2024-12-10
9 分钟This is the indicator from Planet Money.
I'm Weyland Wong.
And I'm Darien woods.
Back in 2013, the Government of Mozambique said it was going fishing for tuna.
Mozambique is in Southeast Africa and borders the Indian Ocean, which has a lot of tuna.
The Mozambique government set up a new fishing company.
This company borrowed $850 million from international investors and it spent some of that money on a fleet of 24 new fishing boats.
But those boats never really got used.
It turns out that the government wasn't all that interested in building up its tuna fishing industry.
What some state officials were actually interested in was taking out loans and not telling anyone about it.

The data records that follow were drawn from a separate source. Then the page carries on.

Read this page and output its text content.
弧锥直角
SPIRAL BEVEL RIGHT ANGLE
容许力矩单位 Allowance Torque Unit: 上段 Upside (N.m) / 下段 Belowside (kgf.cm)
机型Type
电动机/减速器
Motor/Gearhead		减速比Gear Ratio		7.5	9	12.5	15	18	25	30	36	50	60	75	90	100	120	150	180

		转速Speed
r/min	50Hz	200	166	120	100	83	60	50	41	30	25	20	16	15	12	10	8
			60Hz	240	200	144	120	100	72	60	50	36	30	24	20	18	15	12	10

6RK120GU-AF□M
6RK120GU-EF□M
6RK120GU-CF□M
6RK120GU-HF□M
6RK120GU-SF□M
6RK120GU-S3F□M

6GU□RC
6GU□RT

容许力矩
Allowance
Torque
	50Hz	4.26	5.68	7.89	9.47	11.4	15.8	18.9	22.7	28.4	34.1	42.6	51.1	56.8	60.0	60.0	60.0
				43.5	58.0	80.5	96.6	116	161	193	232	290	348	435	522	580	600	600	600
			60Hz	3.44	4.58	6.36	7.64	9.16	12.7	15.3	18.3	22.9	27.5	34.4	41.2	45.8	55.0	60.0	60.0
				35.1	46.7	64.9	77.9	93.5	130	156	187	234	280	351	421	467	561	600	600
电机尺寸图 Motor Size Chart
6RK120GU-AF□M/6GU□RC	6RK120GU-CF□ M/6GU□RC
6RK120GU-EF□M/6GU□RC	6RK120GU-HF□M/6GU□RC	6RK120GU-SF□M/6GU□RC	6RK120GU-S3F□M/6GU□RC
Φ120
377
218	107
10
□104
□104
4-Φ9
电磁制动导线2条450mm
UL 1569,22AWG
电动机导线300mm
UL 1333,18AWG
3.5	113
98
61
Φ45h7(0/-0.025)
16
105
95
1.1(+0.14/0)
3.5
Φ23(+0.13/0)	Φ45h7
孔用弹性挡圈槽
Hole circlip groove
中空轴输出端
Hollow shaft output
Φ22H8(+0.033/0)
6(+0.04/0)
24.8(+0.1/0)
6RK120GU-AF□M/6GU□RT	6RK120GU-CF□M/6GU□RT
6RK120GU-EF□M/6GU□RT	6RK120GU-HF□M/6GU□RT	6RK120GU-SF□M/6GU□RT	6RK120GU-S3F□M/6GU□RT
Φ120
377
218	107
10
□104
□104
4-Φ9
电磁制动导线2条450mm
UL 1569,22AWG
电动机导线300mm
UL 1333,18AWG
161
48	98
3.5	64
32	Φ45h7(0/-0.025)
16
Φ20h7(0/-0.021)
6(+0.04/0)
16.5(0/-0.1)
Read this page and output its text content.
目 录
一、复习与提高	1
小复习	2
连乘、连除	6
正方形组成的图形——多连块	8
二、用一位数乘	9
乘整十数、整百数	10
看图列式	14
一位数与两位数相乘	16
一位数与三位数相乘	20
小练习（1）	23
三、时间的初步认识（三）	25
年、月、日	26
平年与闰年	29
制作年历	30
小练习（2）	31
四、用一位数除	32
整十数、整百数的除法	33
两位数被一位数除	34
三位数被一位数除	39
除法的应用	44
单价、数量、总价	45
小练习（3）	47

Yeah, around the same time, the government secretly borrowed over $1 billion through the same investment banks.
When this debt was uncovered a few years later, it caused a huge scandal involving bribery and kickbacks and the economy tipped into crisis.

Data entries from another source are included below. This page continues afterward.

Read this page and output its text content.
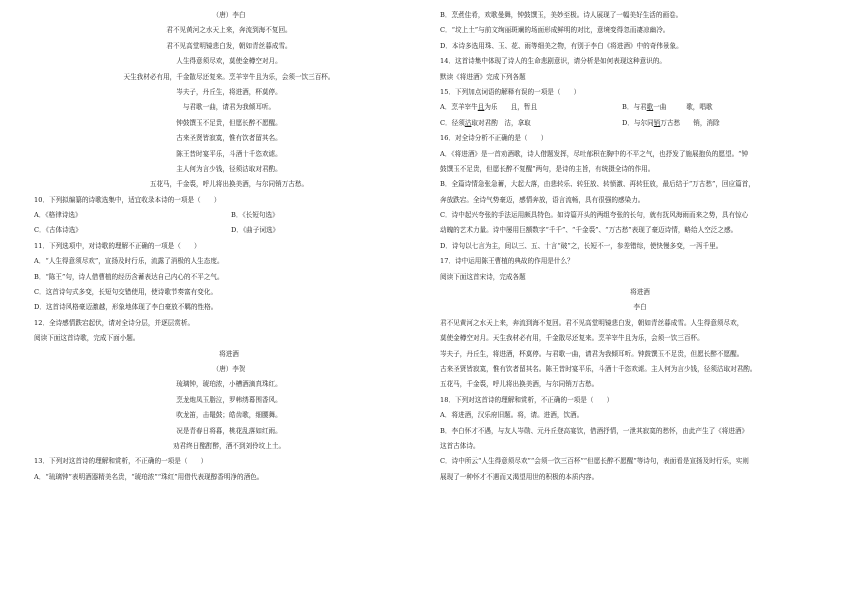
（唐）李白
君不见黄河之水天上来，奔流到海不复回。
君不见高堂明镜悲白发，朝如青丝暮成雪。
人生得意须尽欢，莫使金樽空对月。
天生我材必有用，千金散尽还复来。烹羊宰牛且为乐，会须一饮三百杯。
岑夫子，丹丘生，将进酒，杯莫停。
与君歌一曲，请君为我倾耳听。
钟鼓馔玉不足贵，但愿长醉不愿醒。
古来圣贤皆寂寞，惟有饮者留其名。
陈王昔时宴平乐，斗酒十千恣欢谑。
主人何为言少钱，径须沽取对君酌。
五花马，千金裘，呼儿将出换美酒，与尔同销万古愁。
10．下列拟编纂的诗歌选集中，适宜收录本诗的一项是（　　）
A．《格律诗选》	B．《长短句选》
C．《古体诗选》	D．《曲子词选》
11．下列选项中，对诗歌的理解不正确的一项是（　　）
A．“人生得意须尽欢”，宣扬及时行乐，流露了消极的人生态度。
B．“陈王”句，诗人借曹植的经历含蓄表达自己内心的不平之气。
C．这首诗句式多变，长短句交错使用，使诗歌节奏富有变化。
D．这首诗风格豪迈激越，形象地体现了李白豪放不羁的性格。
12．全诗感情跌宕起伏，请对全诗分层，并逐层赏析。
阅读下面这首诗歌，完成下面小题。
将进酒
（唐）李贺
琉璃钟，琥珀浓，小槽酒滴真珠红。
烹龙炮凤玉脂泣，罗帏绣幕围香风。
吹龙笛，击鼍鼓；皓齿歌，细腰舞。
况是青春日将暮，桃花乱落如红雨。
劝君终日酩酊醉，酒不到刘伶坟上土。
13．下列对这首诗的理解和赏析，不正确的一项是（　　）
A．“琉璃钟”表明酒器精美名贵，“琥珀浓”“珠红”用借代表现醇香明净的酒色。
B．烹煮佳肴，欢歌曼舞，钟鼓馔玉，美妙至极。诗人展现了一幅美好生活的画卷。
C．“坟上土”与前文绚丽斑斓的场面形成鲜明的对比，意境变得忽而凄凉幽冷。
D．本诗多选用珠、玉、花、雨等细美之物，有别于李白《将进酒》中的奇伟景象。
14．这首诗集中体现了诗人的生命悲剧意识，请分析是如何表现这种意识的。
默读《将进酒》完成下列各题
15．下列加点词语的解释有误的一项是（　　）
A．烹羊宰牛且为乐　　 且，暂且	B．与君歌一曲　　　	歌，唱歌
C．径须沽取对君酌　 沽，拿取	D．与尔同销万古愁　　 销，消除
16．对全诗分析不正确的是（　　）
A．《将进酒》是一首劝酒歌，诗人借题发挥，尽吐郁积在胸中的不平之气，也抒发了施展抱负的愿望。“钟
鼓馔玉不足贵，但愿长醉不复醒”两句，是诗的主旨，有统摄全诗的作用。
B．全篇诗情急张急蓄，大起大落，由悲转乐、转狂放、转愤激、再转狂放，最后结于“万古愁”，回应篇首，
奔放跌宕。全诗气势豪迈，感情奔放，语言流畅，具有很强的感染力。
C．诗中起兴夸张的手法运用颇具特色。如诗篇开头的两组夸张的长句，就有抚风海雨而来之势，具有惊心
动魄的艺术力量。诗中屡用巨额数字“千千”、“千金裘”、“万古愁”表现了豪迈诗情，略给人空泛之感。
D．诗句以七言为主，间以三、五、十言“破”之，长短不一，参差错综，使快慢多变，一泻千里。
17．诗中运用陈王曹植的典故的作用是什么？
阅读下面这首宋诗，完成各题
将进酒
李白
君不见黄河之水天上来，奔流到海不复回。君不见高堂明镜悲白发，朝如青丝暮成雪。人生得意须尽欢，
莫使金樽空对月。天生我材必有用，千金散尽还复来。烹羊宰牛且为乐，会须一饮三百杯。
岑夫子，丹丘生，将进酒，杯莫停。与君歌一曲，请君为我倾耳听。钟鼓馔玉不足贵，但愿长醉不愿醒。
古来圣贤皆寂寞，惟有饮者留其名。陈王昔时宴平乐，斗酒十千恣欢谑。主人何为言少钱，径须沽取对君酌。
五花马，千金裘，呼儿将出换美酒，与尔同销万古愁。
18．下列对这首诗的理解和赏析，不正确的一项是（　　）
A．将进酒，汉乐府旧题。将，请。进酒，饮酒。
B．李白怀才不遇，与友人岑勋、元丹丘登高宴饮，借酒抒情，一泄其寂寞的愁怀，由此产生了《将进酒》
这首古体诗。
C．诗中所云“人生得意须尽欢”“会须一饮三百杯”“但愿长醉不愿醒”等诗句，表面看是宣扬及时行乐，实则
展现了一种怀才不遇而又渴望用世的积极的本质内容。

It's a financial scandal that crashed Mozambique's economy.
Here's news outlet Al Jazeera reporting on the fallout in 2022.
It's become known as the hidden debt scandal and is one of the biggest corruption cases on the African continent this century.
A court in Mozambique, it was also.
Known as the tuna bond scandal and it's a high profile example of a government surreptitiously borrowing money.
But new research shows that hidden debt is a widespread problem.
Today on the show, the economists behind this research shine a light on this practice.
They tell us where the money comes from and how secret borrowing can make life worse for ordinary people.